KONSEPSI PRAPENUNTUTAN BERDASARKAN KUHAP*

Oleh:

Putu Tresna Nararya Indranugraha** I Gede Artha***

Program Kekhususan Peradilan

Fakultas Hukum Universitas Udayana

Abstrak

Prapenuntutan merupakan salah satu mekanisme dalam penyelesaian perkara pidana sebelum dilakukannya penuntutan di persidangan. Prapenuntutan dilakukan apabila setelah penuntut umum mempelajari dan meneliti berkas perkara dari penyidik, penuntut umum menganggap hasil penyidikan belum lengkap, penuntut umum menginstrusikan penyidik agar kekurangan tersebut dilengkapi melalui petunjuk-petunjuk disertai pengembalian berkas perkara tersebut. Namun, dalam praktik prapenuntutan masih menimbulkan permasalahan baik dari definisi maupun mekanisme. Berdasarkan uraian tersebut, maka permasalahan yang dibahas adalah berapa kali suatu berkas perkara dapat dikembalikan oleh penuntut umum kepada penyidik dan bagaimana konsekuensi hukumnya jika penyidik tidak mampu menyempurnakan berkas perkara yang dimaksud. Jenis metode penelitian dalam jurnal ilmiah ini menggunakan metode penelitian hukum normatif, disertai dengan metode pendekatan perundang-undangan dan pendekatan konseptual. Adapun sumber bahan hukum meliputi sumber bahan hukum primer dan sekunder dengan teknis studi pustaka dan studi dokumen untuk kemudian di analisis secara kualitatif. Hasil penelitian menunjukan bahwa batas berapa kali berkas perkara dapat dikembalikan kepada penyidik tidak diatur dalam perundang-undangan. Sehingga, seringkali mengakibatkan suatu perkara tidak kunjung selesai, karena bolak-baliknya berkas perkara dan akhirnya menyebabkan suatu perkara terbangkalai yang berimbas pada hak-hak korban dan tersangka tidak terpenuhi karena proses penyidikan yang tidak berjalan secara efektif dan pasti.

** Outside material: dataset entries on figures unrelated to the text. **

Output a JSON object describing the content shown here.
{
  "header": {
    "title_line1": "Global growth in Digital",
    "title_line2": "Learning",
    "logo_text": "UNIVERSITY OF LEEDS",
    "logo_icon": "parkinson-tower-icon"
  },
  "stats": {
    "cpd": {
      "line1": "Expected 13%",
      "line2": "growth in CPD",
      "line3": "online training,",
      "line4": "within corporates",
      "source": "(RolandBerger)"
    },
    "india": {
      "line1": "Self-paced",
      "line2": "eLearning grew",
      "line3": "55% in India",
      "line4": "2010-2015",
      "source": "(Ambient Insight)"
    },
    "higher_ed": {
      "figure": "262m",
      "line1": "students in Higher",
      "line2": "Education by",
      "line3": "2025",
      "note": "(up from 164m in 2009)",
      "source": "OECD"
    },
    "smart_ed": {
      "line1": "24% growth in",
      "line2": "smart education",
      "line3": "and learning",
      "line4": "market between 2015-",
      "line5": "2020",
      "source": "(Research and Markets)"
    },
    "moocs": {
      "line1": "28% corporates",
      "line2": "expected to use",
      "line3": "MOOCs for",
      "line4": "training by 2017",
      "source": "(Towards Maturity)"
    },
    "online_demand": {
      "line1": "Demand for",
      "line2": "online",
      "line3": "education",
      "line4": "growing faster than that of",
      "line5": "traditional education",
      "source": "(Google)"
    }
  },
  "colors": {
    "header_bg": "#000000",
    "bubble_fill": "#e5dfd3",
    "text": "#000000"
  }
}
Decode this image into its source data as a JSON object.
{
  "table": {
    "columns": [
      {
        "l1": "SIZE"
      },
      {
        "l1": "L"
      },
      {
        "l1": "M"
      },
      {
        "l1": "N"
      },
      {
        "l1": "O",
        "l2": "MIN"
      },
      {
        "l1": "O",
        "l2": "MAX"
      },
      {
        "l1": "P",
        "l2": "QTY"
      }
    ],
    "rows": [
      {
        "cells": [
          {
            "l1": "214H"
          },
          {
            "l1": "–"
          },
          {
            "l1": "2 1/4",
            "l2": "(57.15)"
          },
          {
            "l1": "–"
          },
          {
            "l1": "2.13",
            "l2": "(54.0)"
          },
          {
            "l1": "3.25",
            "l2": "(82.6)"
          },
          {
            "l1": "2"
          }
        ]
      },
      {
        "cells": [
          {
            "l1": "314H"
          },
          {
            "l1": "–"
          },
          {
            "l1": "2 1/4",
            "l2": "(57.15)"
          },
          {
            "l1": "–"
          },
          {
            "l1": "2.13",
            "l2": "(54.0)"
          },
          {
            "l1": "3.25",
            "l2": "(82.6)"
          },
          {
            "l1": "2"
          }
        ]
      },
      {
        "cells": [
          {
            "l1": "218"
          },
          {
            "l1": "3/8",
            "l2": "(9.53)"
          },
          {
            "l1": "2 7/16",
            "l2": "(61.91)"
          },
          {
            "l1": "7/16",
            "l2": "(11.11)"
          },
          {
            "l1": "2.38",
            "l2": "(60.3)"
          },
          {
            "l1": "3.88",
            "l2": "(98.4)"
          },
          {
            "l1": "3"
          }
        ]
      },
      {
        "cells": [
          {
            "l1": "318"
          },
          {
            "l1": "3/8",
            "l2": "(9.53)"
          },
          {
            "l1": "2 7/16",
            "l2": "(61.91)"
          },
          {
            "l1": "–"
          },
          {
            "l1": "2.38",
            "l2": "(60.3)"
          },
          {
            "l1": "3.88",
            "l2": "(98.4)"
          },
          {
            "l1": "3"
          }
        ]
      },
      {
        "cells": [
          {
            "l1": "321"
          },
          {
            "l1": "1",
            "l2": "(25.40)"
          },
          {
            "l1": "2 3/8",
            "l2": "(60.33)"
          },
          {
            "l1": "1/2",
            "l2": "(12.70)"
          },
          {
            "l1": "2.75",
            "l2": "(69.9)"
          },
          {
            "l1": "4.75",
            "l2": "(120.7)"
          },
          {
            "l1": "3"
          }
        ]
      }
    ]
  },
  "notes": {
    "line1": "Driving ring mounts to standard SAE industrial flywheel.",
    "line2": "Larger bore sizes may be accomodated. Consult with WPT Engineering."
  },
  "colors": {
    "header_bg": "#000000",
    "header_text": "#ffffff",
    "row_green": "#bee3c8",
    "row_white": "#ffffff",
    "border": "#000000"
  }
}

Kata Kunci : Prapenuntutan, Penuntut Umum, Penyidik, Berkas Perkara.

Abstract

Pre-prosecution is one of the mechanisms in the resolution of criminal cases before the prosecution in the trial proceedings. Pre-procecution is made when after the public prosecutor learns and examines the case file of the investigator, the public prosecutor considers the results of investigation to be incomplete, the public prosecutor instructs the investigator that he deficiencies be completed through instructions accompanied by the return of case file. But, in pre prosecution practices still cause problems both definition and mechanism. Based on the description, te problem discussed is how many times a case file can be return by the public prosecutor to the investigator and how the legal consequences if the investigator unable to perfect the case file. The type of reserach method used in this sicentific journal uses normative legal research method, accompanied by the statute approach dan conceptual approach. As the source of legal material used includes the source of primary and secondary legal materials , with technical legal literature studies and legal document studies to be analyzed qualitatively. The result of the study indicate the limit of how many case files can be returned to investigator is not regulated In legislation . So that, this often results in a case not being resolved, because of the reversal of case files and ultimately causing an ignored case that impacts on the rights of victims and suspects not fulfilled because the judicial process does not work effectively and surely.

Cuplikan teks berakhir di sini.